Pourquoi Firefox avait, quand même, une chance

J’ai commis il y a six ans une erreur de débutant: je me suis risqué à une prédication sur la base d’une théorie (voir billet ici). La prédiction était que le navigateur Firefox n’avait aucune chance face à Internet Explorer. La raison était que Firefox était une innovation incrémentale qui ne remettait pas fondamentalement en question les fondements de la domination d’Internet Explorer. Il ne fallait pas être grand clerc pour faire cette observation, mais il fallait être singulièrement inconscient pour en tirer la conclusion logique et surtout l’exprimer publiquement.

La réaction n’a pas manqué: le billet a été très lu, et les insultes se sont mises à pleuvoir de la part de quelques ayatollah du logiciel libre qui m’ont accusé d’être, je cite sans rire, un “terroriste” à la solde de Microsoft. A ce jour, je ne retire pas un mot ni une seule ligne de ce que j’avais écrit à l’époque, d’autant moins que j’utilisais déjà Firefox par militantisme (il fallait de la persévérance au début) avant de basculer récemment sur Chrome qui est plus performant. Depuis ma prédiction, Firefox a survécu et atteint une part de marché confortable, sans pour autant dominer le marché (environ 30% avec des disparités régionales).

Je considère que l’argument que je donnais à l’époque reste entièrement valable. On pourra remarquer d’ailleurs que le fait qu’il ait fallu six ans à Firefox pour arriver à seulement 30% de part de marché témoigne que les difficultés de l’entreprise n’étaient pas imaginaires. Deux choses ont changé la donne, et c’est le propre de toute théorie de s’enrichir sur la base des exceptions qu’elle ne savent pas, ou insuffisamment expliquer. La première, c’est la volonté combinée de plusieurs acteurs de lancer un navigateur concurrent, Apple et Google notamment. L’introduction d’un navigateur Apple Safari sur la plate forme Mac éjecte ipso facto Explorer de cette plate forme. Quant à Google, la domination de cet acteur sur le Web favorise évidemment la diffusion de son produit Chrome, qui est en outre de très bonne facture technique. Cette volonté s’ajoute à la facilité avec laquelle chacun peut changer de navigateur – en gros cela prend une dizaine de minutes, tous les signets sont récupérés, et hop!

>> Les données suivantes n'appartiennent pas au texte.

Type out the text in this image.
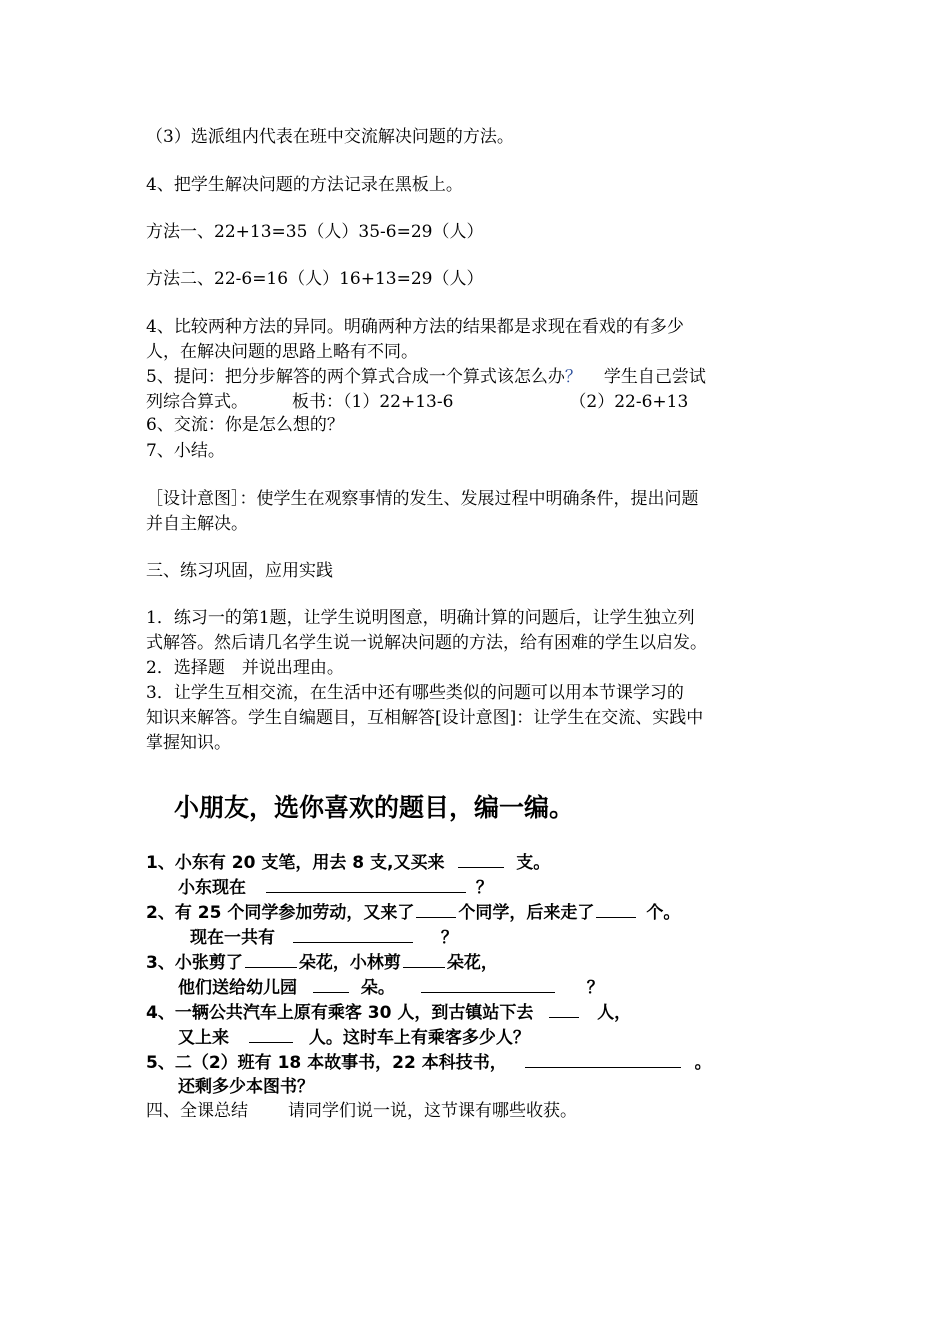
（3）选派组内代表在班中交流解决问题的方法。
4、把学生解决问题的方法记录在黑板上。
方法一、22+13=35（人）35-6=29（人）
方法二、22-6=16（人）16+13=29（人）
4、比较两种方法的异同。明确两种方法的结果都是求现在看戏的有多少
人，在解决问题的思路上略有不同。
5、提问：把分步解答的两个算式合成一个算式该怎么办？ 学生自己尝试
列综合算式。	板书：（1）22+13-6	（2）22-6+13
6、交流：你是怎么想的？
7、小结。
［设计意图］：使学生在观察事情的发生、发展过程中明确条件，提出问题
并自主解决。
三、练习巩固，应用实践
1．练习一的第1题，让学生说明图意，明确计算的问题后，让学生独立列
式解答。然后请几名学生说一说解决问题的方法，给有困难的学生以启发。
2．选择题　并说出理由。
3．让学生互相交流，在生活中还有哪些类似的问题可以用本节课学习的
知识来解答。学生自编题目，互相解答[设计意图]：让学生在交流、实践中
掌握知识。
小朋友，选你喜欢的题目，编一编。
1、小东有 20 支笔，用去 8 支,又买来	支。
小东现在	？
2、有 25 个同学参加劳动，又来了	个同学，后来走了	个。
现在一共有	？
3、小张剪了	朵花，小林剪	朵花，
他们送给幼儿园	朵。	？
4、一辆公共汽车上原有乘客 30 人，到古镇站下去	人，
又上来	人。这时车上有乘客多少人？
5、二（2）班有 18 本故事书，22 本科技书，	。
还剩多少本图书？
四、全课总结 请同学们说一说，这节课有哪些收获。
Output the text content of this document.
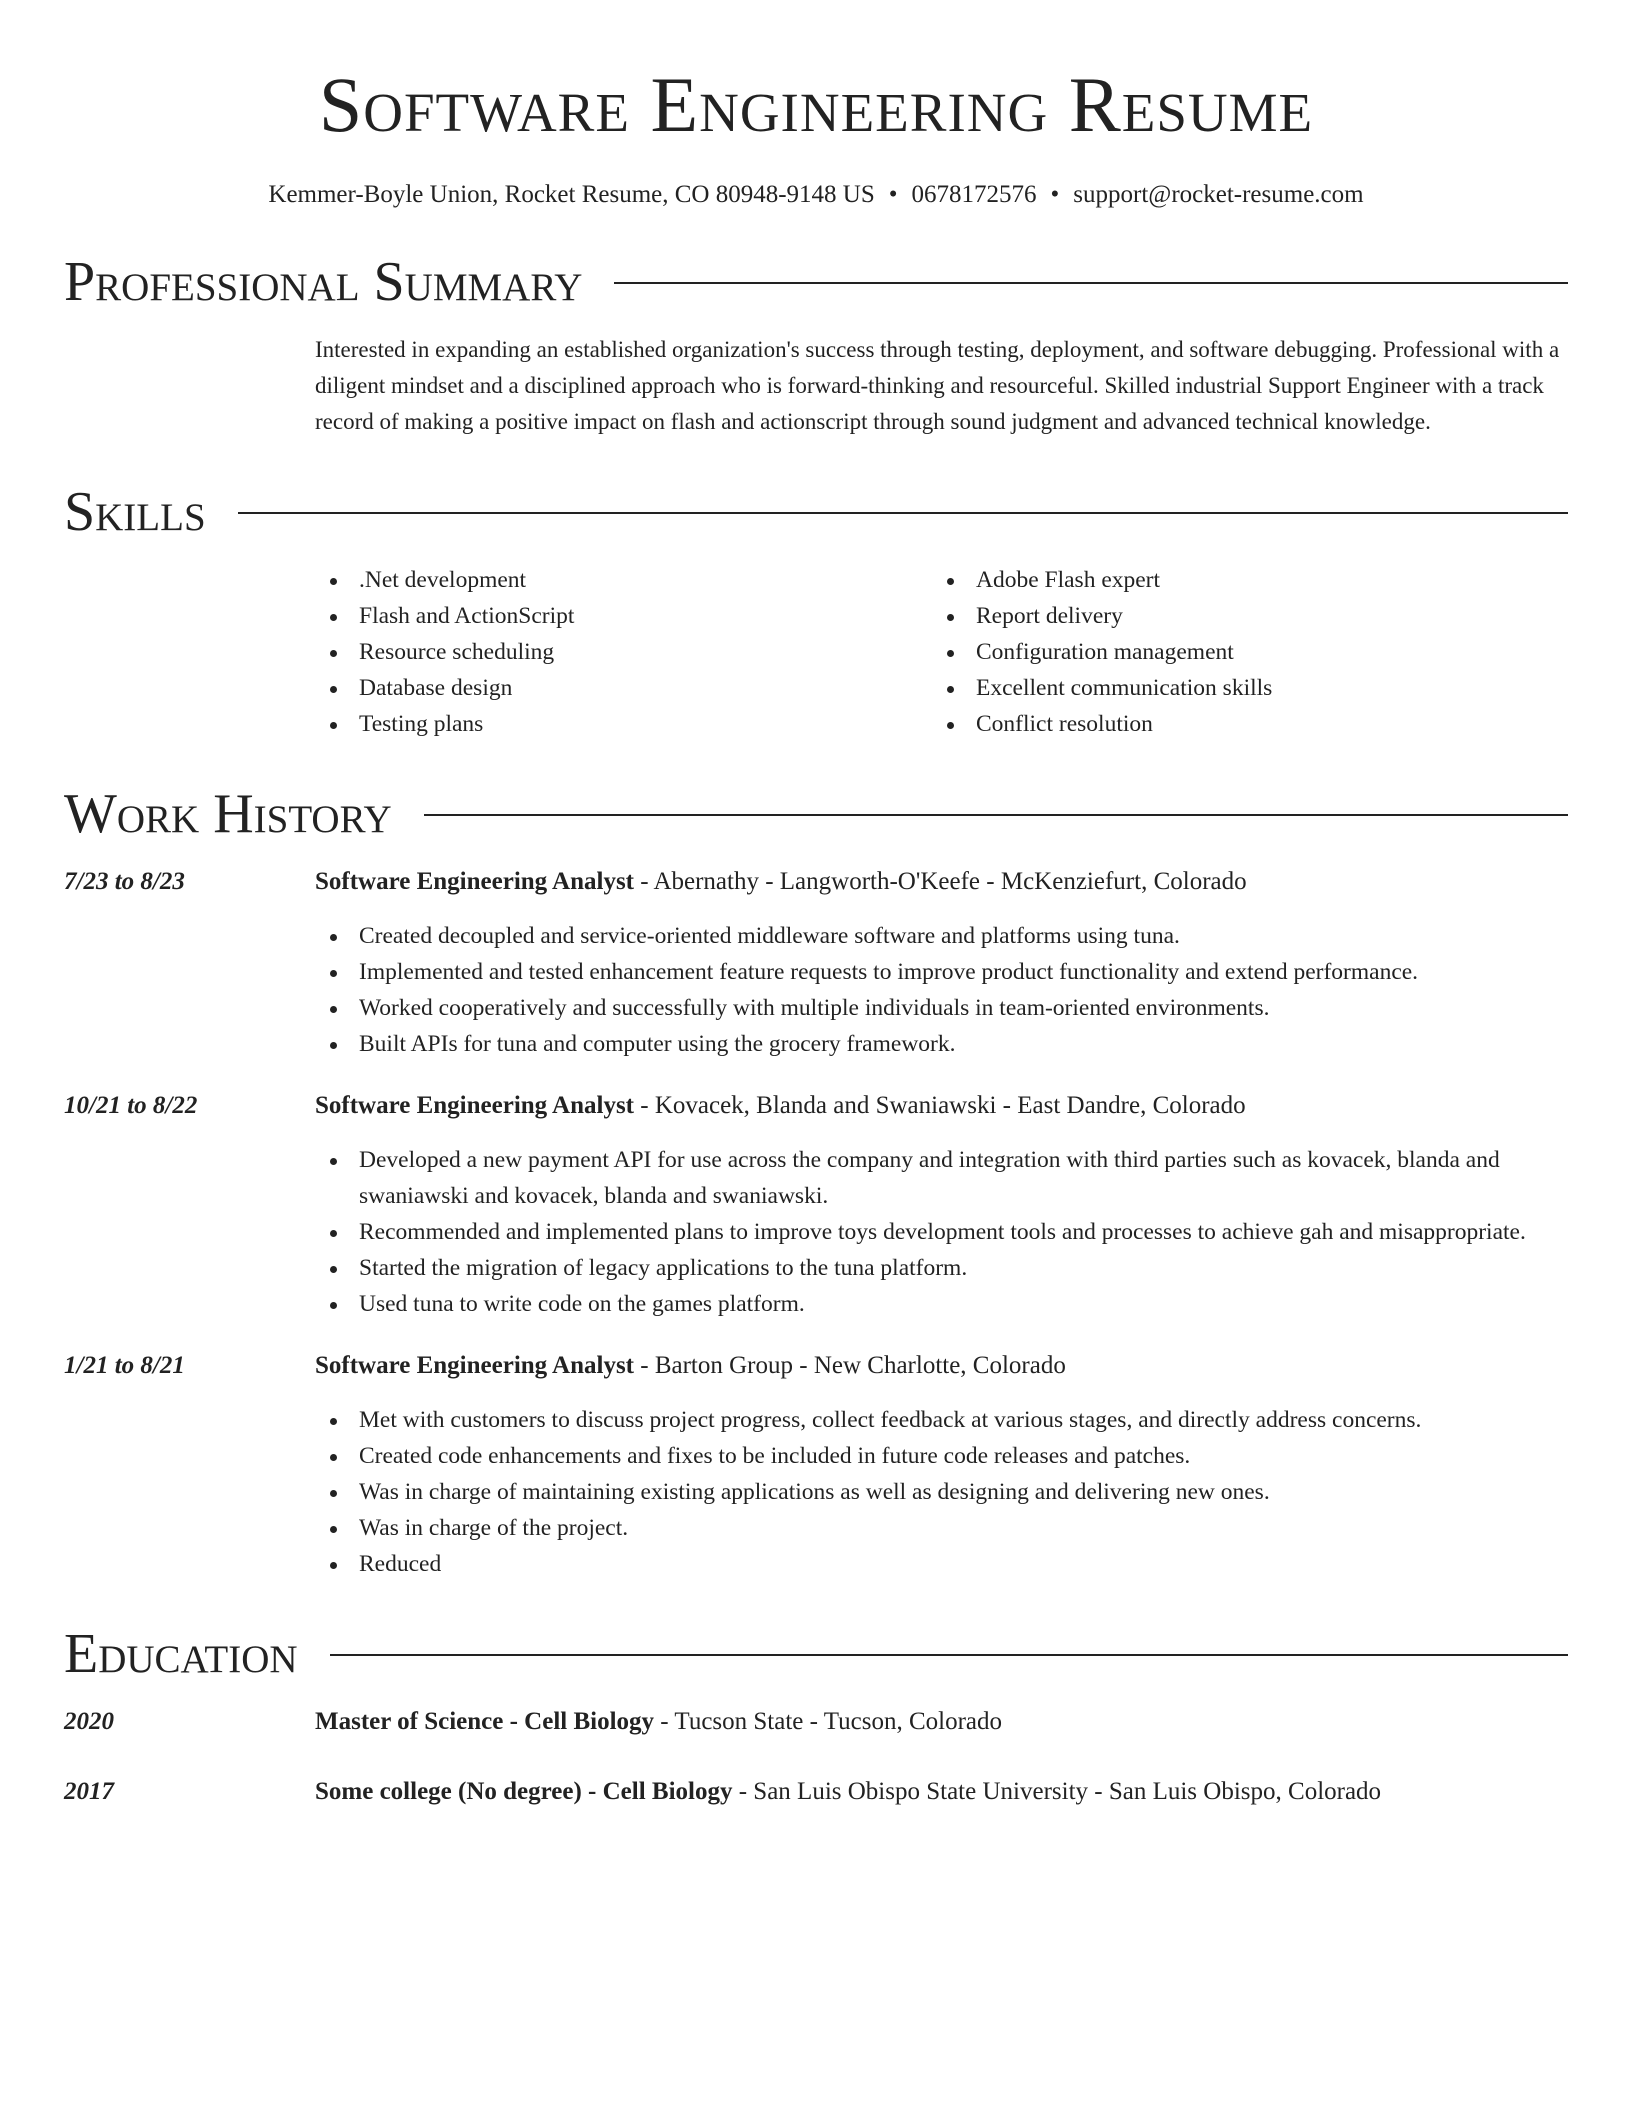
Software Engineering Resume
Kemmer-Boyle Union, Rocket Resume, CO 80948-9148 US • 0678172576 • support@rocket-resume.com
Professional Summary

Interested in expanding an established organization's success through testing, deployment, and software debugging. Professional with a diligent mindset and a disciplined approach who is forward-thinking and resourceful. Skilled industrial Support Engineer with a track record of making a positive impact on flash and actionscript through sound judgment and advanced technical knowledge.

Skills
.Net development
Flash and ActionScript
Resource scheduling
Database design
Testing plans
Adobe Flash expert
Report delivery
Configuration management
Excellent communication skills
Conflict resolution
Work History
7/23 to 8/23	Software Engineering Analyst - Abernathy - Langworth-O'Keefe - McKenziefurt, Colorado
Created decoupled and service-oriented middleware software and platforms using tuna.
Implemented and tested enhancement feature requests to improve product functionality and extend performance.
Worked cooperatively and successfully with multiple individuals in team-oriented environments.
Built APIs for tuna and computer using the grocery framework.
10/21 to 8/22	Software Engineering Analyst - Kovacek, Blanda and Swaniawski - East Dandre, Colorado
Developed a new payment API for use across the company and integration with third parties such as kovacek, blanda and swaniawski and kovacek, blanda and swaniawski.
Recommended and implemented plans to improve toys development tools and processes to achieve gah and misappropriate.
Started the migration of legacy applications to the tuna platform.
Used tuna to write code on the games platform.
1/21 to 8/21	Software Engineering Analyst - Barton Group - New Charlotte, Colorado
Met with customers to discuss project progress, collect feedback at various stages, and directly address concerns.
Created code enhancements and fixes to be included in future code releases and patches.
Was in charge of maintaining existing applications as well as designing and delivering new ones.
Was in charge of the project.
Reduced
Education
2020	Master of Science - Cell Biology - Tucson State - Tucson, Colorado
2017	Some college (No degree) - Cell Biology - San Luis Obispo State University - San Luis Obispo, Colorado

Le second facteur qui a changé la donne, et qui était encore moins prévisible, est la passivité stupéfiante de Microsoft dans le domaine. Il existe peu d’exemples d’entreprises restant sans réaction lorsqu’elles sont attaquées sur un terrain qu’elles jugent essentiel à leur capacité concurrentielle. Quand on connaît l’agressivité avec laquelle Microsoft a lutté contre Netscape pour l’évincer du marché, l’absence de réaction de Microsoft face à Firefox ne s’explique pas. Internet Explorer est resté plusieurs années sans une mise à jour majeure, et les deux dernières ont été médiocres. J’avais dans un autre billet expliqué certaines des difficultés auxquelles Microsoft était confronté dans sa stratégie (billet ici). Ou bien l’analyse de Microsoft avait changé – les navigateurs ne seraient pas si importants que cela après tout, et on peut laisser le champ libre à Firefox – ou bien l’entreprise a rencontré un problème technique ou organisationnel lui empêchant de garder la main. La première hypothèse ne tient pas un instant. Seule reste donc la seconde et dans ce cas on est bien dans le cas d’une défaillance organisationnelle. Celle-ci traduit, peut-être, la rigidité croissante d’une entreprise devenue trop grande, trop lourde, trop bureaucratique et qui poursuit trop de lièvres à la fois. De même qu’un ancien de MySpace reconnaissait récemment que la raison pour laquelle FaceBook avait gagné, c’est que MySpace “avait tout foiré”, on peut avancer que Firefox avait quand même une chance parce que Microsoft a tout foiré. Comme quoi, il faut toujours tenter sa chance dans le domaine de l’innovation.